Leander has broken his arm twice this year. The second fracture – only two days after the cast came off – was too complex to heal just with a cast around. It had to be operated on. When we found ourselves sitting in preparation for the OR we were all still in shock. Leander got a light sedative so he could calm down. Apparently that didn‘t work too well because when the doctors asked if I could take his shoes off he refused. And I did not think further and left it to the doctors to do so later. Then I had to watch them take my son away from me. He screamed. He cried and he fought. I just stood there crying. Knowing there was nothing I could do to prevent him from any of it. A nurse came towards me and said two things that are both worth a blog post each. This is the first.
One thing she said to me was: “He will not remember any of this.“ Because he got the sedative. I would have loved to believe her. (Nadine)
But the real problem we both have with this is that neither doctors nor nurses nor anyone really knows what exactly a child a person can remember when being put under sedatives. Their mind might be blurry, their brain a bit spongy. But that doesn‘t mean everything sinks right through and ends up in nowhere land.
And even if they don‘t remember much of it – is that really a good reason to act the way they act in hospitals or doctors practices? To take children away from their parents before they are put under a general anaesthetic? Having people in green take them into a scary room where they take the child‘s clothes off and put a needle in their arm until – finally – they are sound asleep?
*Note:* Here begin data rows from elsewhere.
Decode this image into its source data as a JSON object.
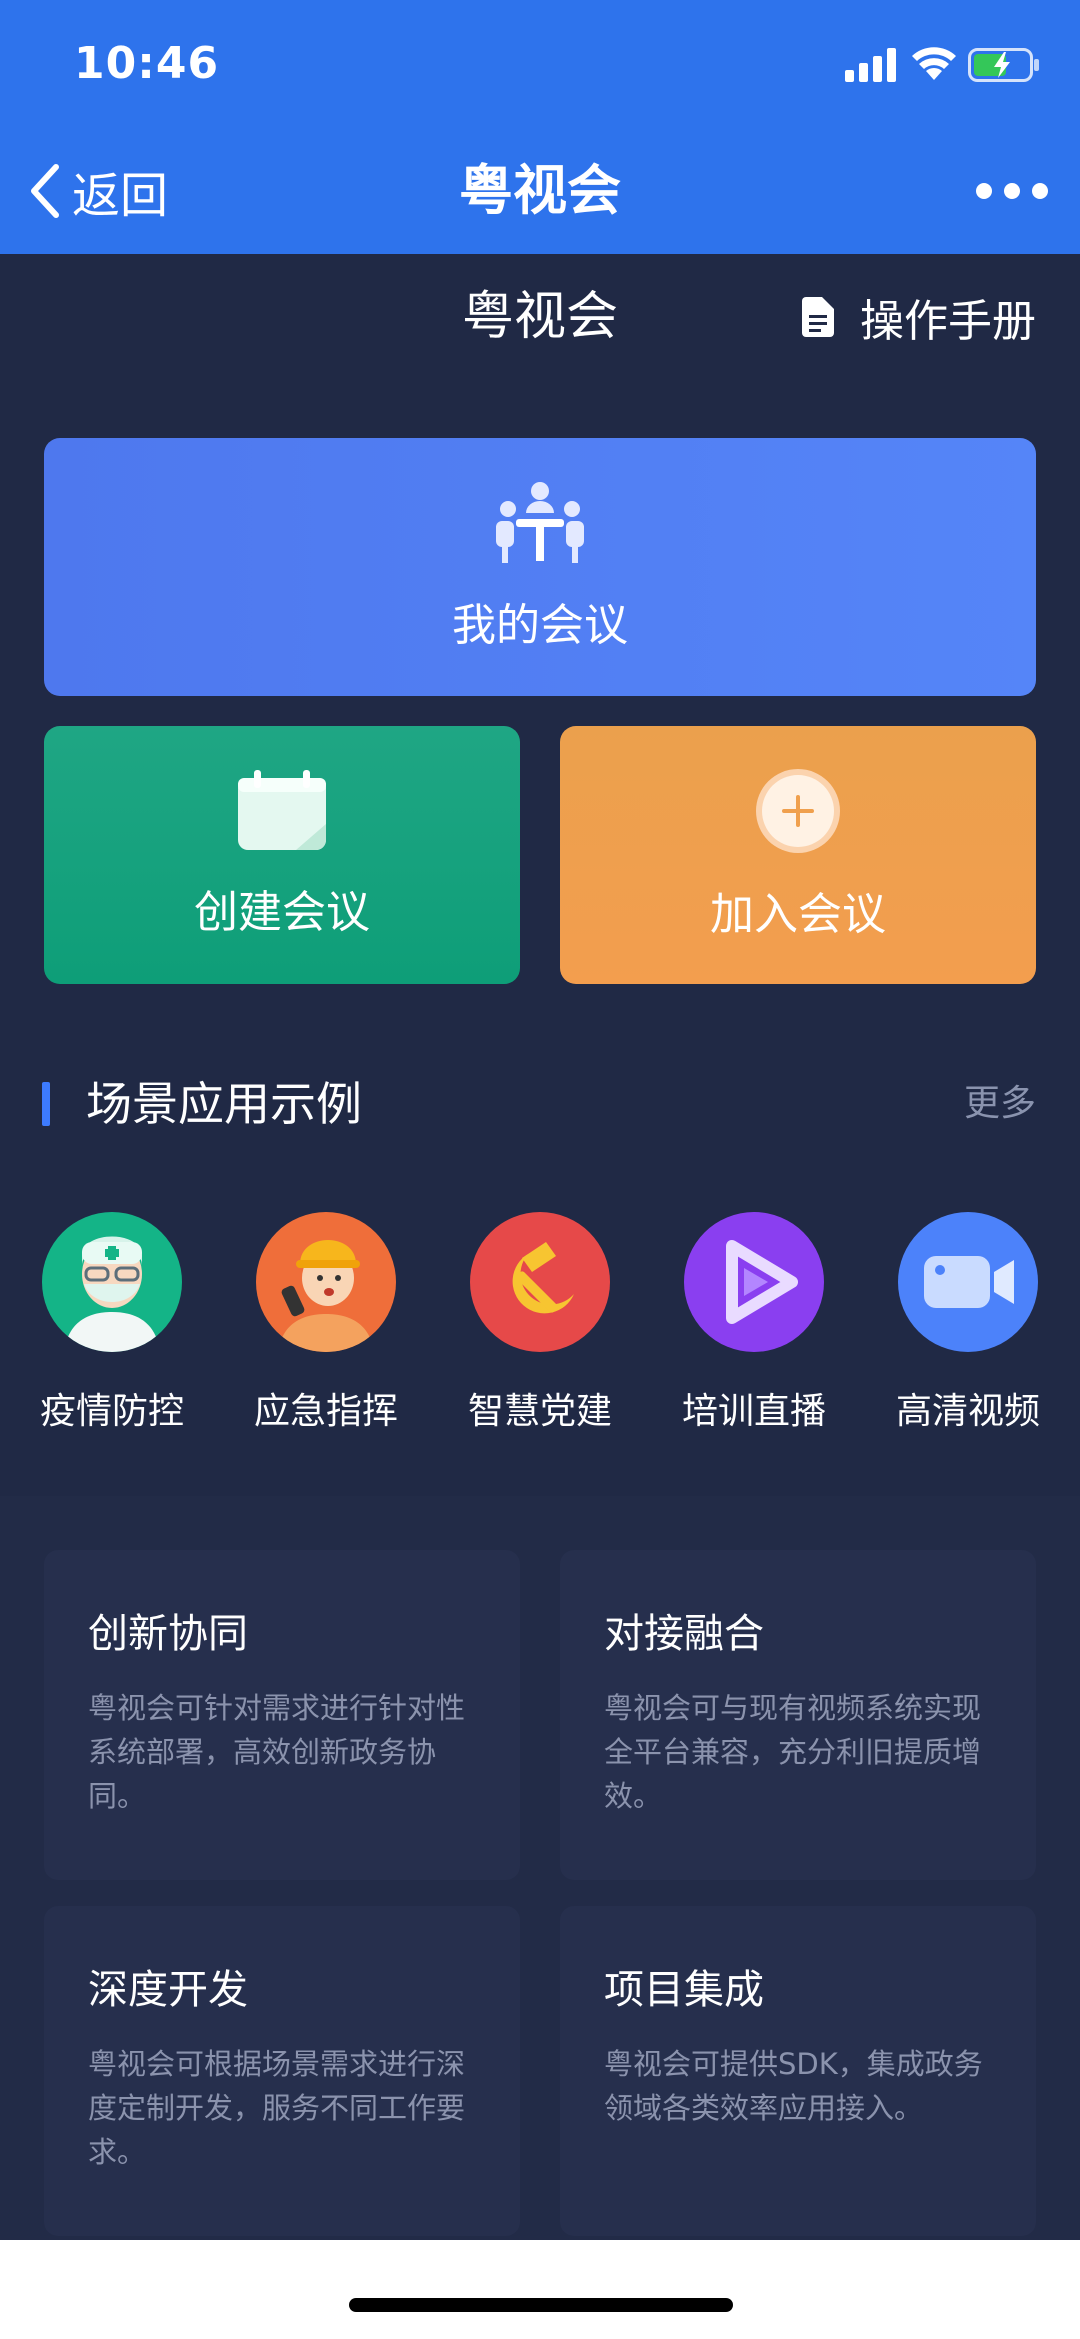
{
  "status_bar": {
    "time": "10:46"
  },
  "nav": {
    "back_label": "返回",
    "title": "粤视会"
  },
  "page": {
    "title": "粤视会",
    "manual_label": "操作手册"
  },
  "actions": {
    "my_meetings": "我的会议",
    "create_meeting": "创建会议",
    "join_meeting": "加入会议"
  },
  "section": {
    "title": "场景应用示例",
    "more": "更多"
  },
  "scenes": [
    {
      "label": "疫情防控",
      "icon": "doctor-icon"
    },
    {
      "label": "应急指挥",
      "icon": "worker-icon"
    },
    {
      "label": "智慧党建",
      "icon": "party-emblem-icon"
    },
    {
      "label": "培训直播",
      "icon": "play-icon"
    },
    {
      "label": "高清视频",
      "icon": "video-camera-icon"
    }
  ],
  "features": [
    {
      "title": "创新协同",
      "desc": "粤视会可针对需求进行针对性系统部署，高效创新政务协同。"
    },
    {
      "title": "对接融合",
      "desc": "粤视会可与现有视频系统实现全平台兼容，充分利旧提质增效。"
    },
    {
      "title": "深度开发",
      "desc": "粤视会可根据场景需求进行深度定制开发，服务不同工作要求。"
    },
    {
      "title": "项目集成",
      "desc": "粤视会可提供SDK，集成政务领域各类效率应用接入。"
    }
  ],
  "colors": {
    "header_blue": "#2E73EC",
    "page_bg": "#202945",
    "my_meeting_card": "#5380F5",
    "create_card": "#14A27D",
    "join_card": "#F0A04D",
    "section_accent": "#3D7BFF"
  }
}
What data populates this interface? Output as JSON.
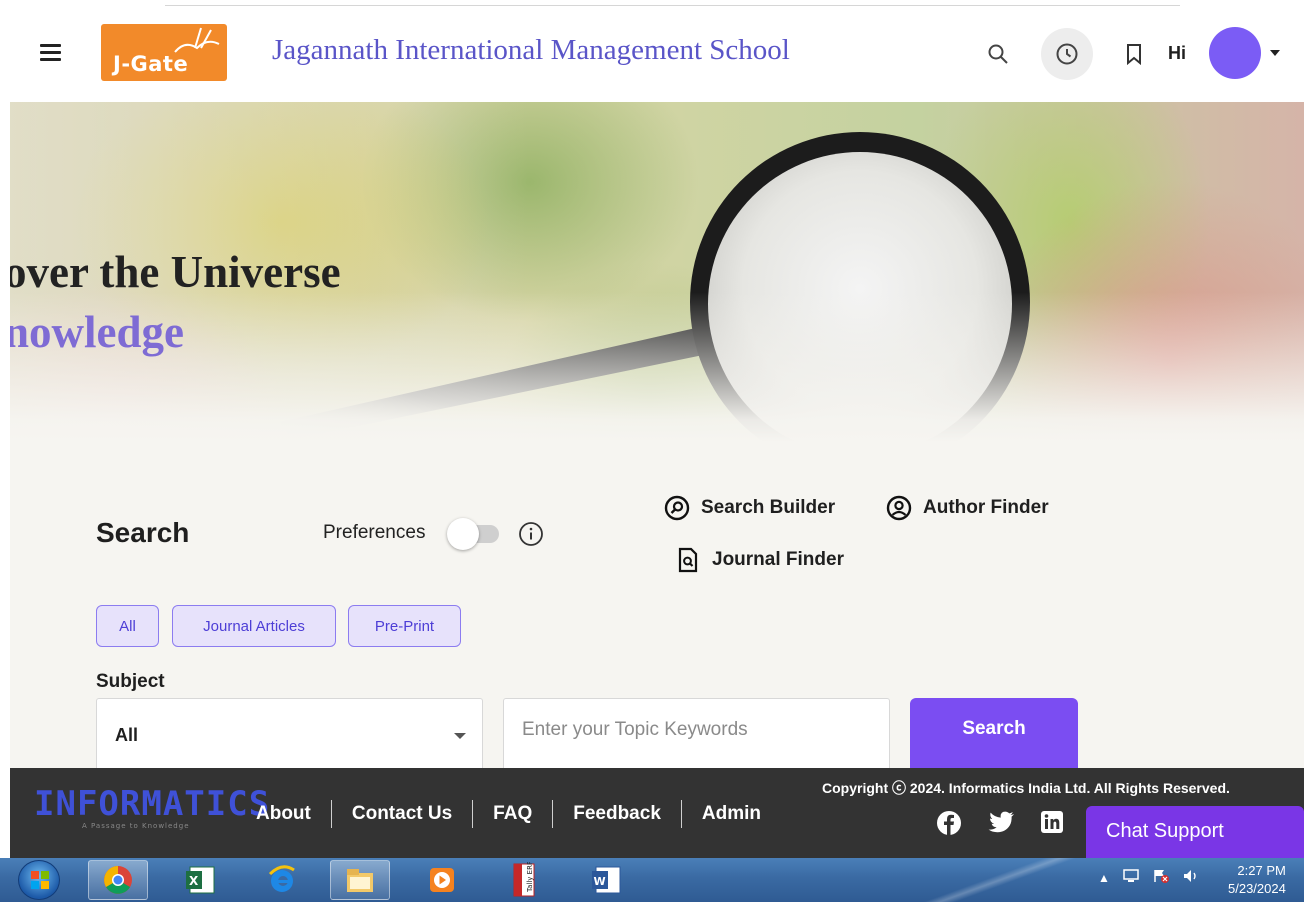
{
  "header": {
    "logo_text": "J-Gate",
    "institution": "Jagannath International Management School",
    "greeting": "Hi"
  },
  "hero": {
    "line1": "over the Universe",
    "line2": "nowledge"
  },
  "search": {
    "title": "Search",
    "preferences_label": "Preferences",
    "preferences_on": false,
    "tools": {
      "search_builder": "Search Builder",
      "author_finder": "Author Finder",
      "journal_finder": "Journal Finder"
    },
    "chips": [
      "All",
      "Journal Articles",
      "Pre-Print"
    ],
    "subject_label": "Subject",
    "subject_value": "All",
    "keyword_placeholder": "Enter your Topic Keywords",
    "search_button": "Search"
  },
  "footer": {
    "logo_text": "INFORMATICS",
    "logo_tagline": "A Passage to Knowledge",
    "nav": [
      "About",
      "Contact Us",
      "FAQ",
      "Feedback",
      "Admin"
    ],
    "copyright": "Copyright ⓒ 2024. Informatics India Ltd. All Rights Reserved.",
    "chat_support": "Chat Support"
  },
  "taskbar": {
    "apps": [
      "chrome-icon",
      "excel-icon",
      "ie-icon",
      "explorer-icon",
      "media-player-icon",
      "tally-erp9-icon",
      "word-icon"
    ],
    "tally_label": "Tally ERP 9",
    "time": "2:27 PM",
    "date": "5/23/2024"
  },
  "colors": {
    "brand_purple": "#5a55c8",
    "accent": "#7b4df2",
    "logo_orange": "#f28a2a",
    "footer_bg": "#333333",
    "chat_purple": "#7a36e6"
  }
}
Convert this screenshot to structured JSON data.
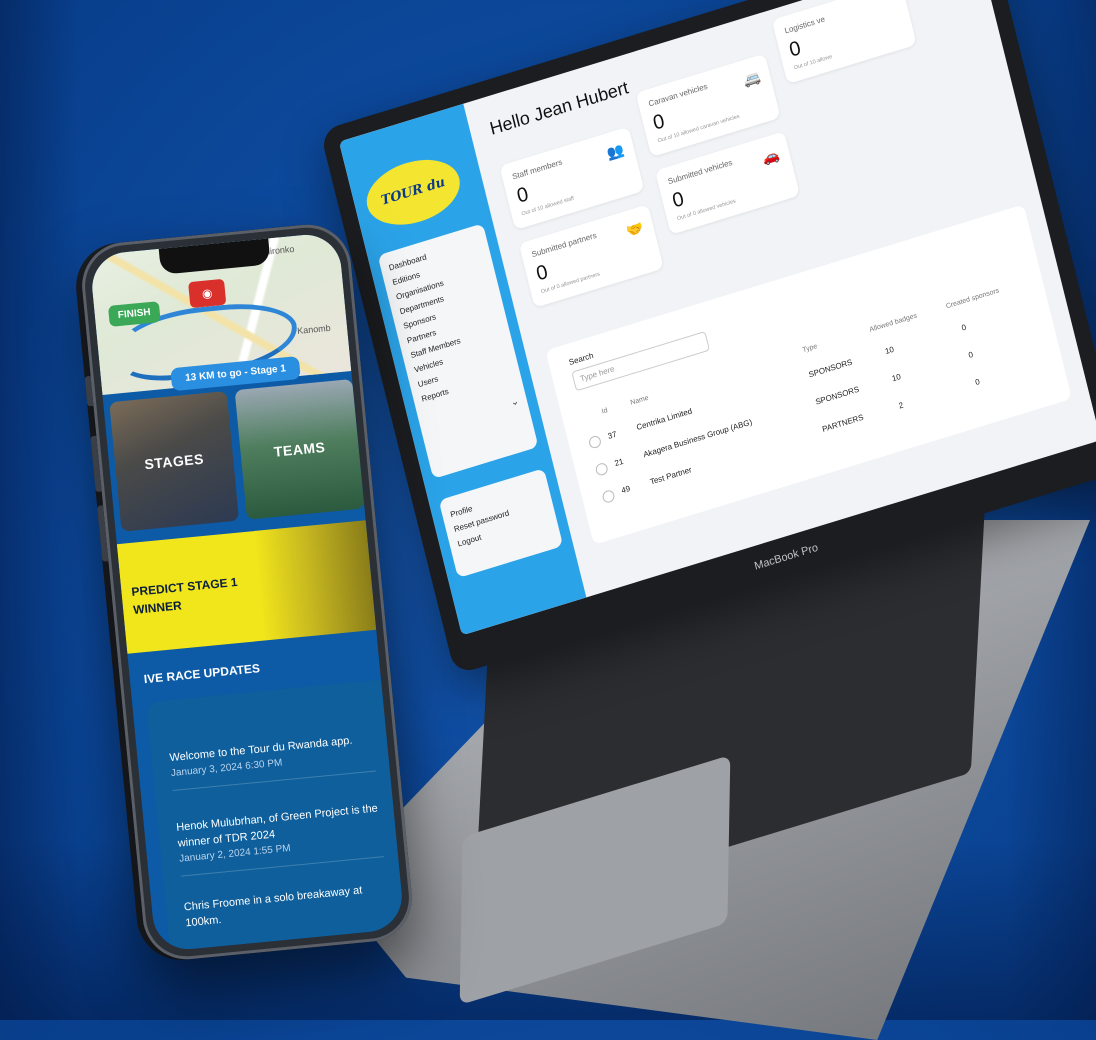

For us as adults this often seems minor. It‘s just a few minutes. It has to be done. He won‘t remember (we believe and hope). For a child it‘s probably something like that:
Mom and Dad are leaving me. Scary people are taking me away. This room is huge, has big bright lights and everything is steel and scary. They put me down and take my clothes off. I am completely naked in front of those scary people in this scary room. They hold me down to put needles in my arm. It hurts. Them and the needle. I am scared. Scared. Scared… sca… asleep.
Unfortunately we cannot change hospital routines. (Believe us – if we could…) But what we can do is fight. We as parents have to fight for every right and every second with our child. And this is not about what a child remembers or not – it‘s about their right for respectful, loving and gentle guidance through a scary enough situation this is.
When Antek had a minor urinary tract infection we went to the doctor to get it checked out. He was barely a year old and did not like to be there at all. The doctor looked at me, winked and said, ‘OK, you hold him down, I’ll pull off his pants and his nappy.’ When I told her I would not do it like that, she looked at me surprised: ‘But he won’t remember any of it!’ (Anna).
So really, does it matter that who remembers what? What if we just tried to act as if everything is going to be stored in our memory (in our mind or our bodies) somewhere, and try to navigate each situation as gently, as respectfully as we can? What if, instead of hoping that they will not remember, we tried to make a bad situation into a memory that they can live with? And that we can live with?
So, what can we, parents of little patients do in scary situations, at the doctors’ and at the hospitals?
- We can slow way down, and make sure our child knows what is going on and what will happen.
- We can make sure the doctors know we want to slow down, and how we want to handle things – very often they will be ok with our way of doing things, but they need to know what we expect and how we want to proceed.
- We can demand every piece of information we can get, so we can understand it ourselves and explain it to our children.
- We can demand time and slow down at every moment of the process.
Because this is about your child. Not only about a medical procedure in a medical environment in which you are the small patient. This is about your child‘s health in general. Not just about his body, but also about his emotional health.
Everything you fight your child won‘t have to fight. Now or later.
But back to the problem of children not being able to remember anything. We as adults in general like to believe this. Because it makes things so much easier for us. We like to believe children already forgot when after a fall, a bruise or a frightening situation they suddenly jump up again and sing and dance and play. But that‘s not forgetting. That is called living in the moment and has nothing to do with childish forgetfulness.
After the mentioned surgery Leander had to stay in overnight. He was whiny, clingy and very very unhappy. He would not move on his own but demand to be on our arms all the time. Until we were finally allowed to go home. The door of the hospital hadn‘t closed properly behind us when Leander got all excited about the cars outside, the trams and asked me to run down the ramp with him. It was as if we had taken another child home. But Leander had not forgotten. He simply lives in the moment. He left a lot of pain, anger, fear and anxiety inside the hospital. He screamed some of it out in there. Some stayed inside of him, buried under excitement and fun. Just to come out a little later.
When we talked about the surgery at home at some point he mentioned that the doctors wanted to take his shirt off in the OR. And that he did not like that. So much for “He won‘t remember any of this.“ No. He remembered even further.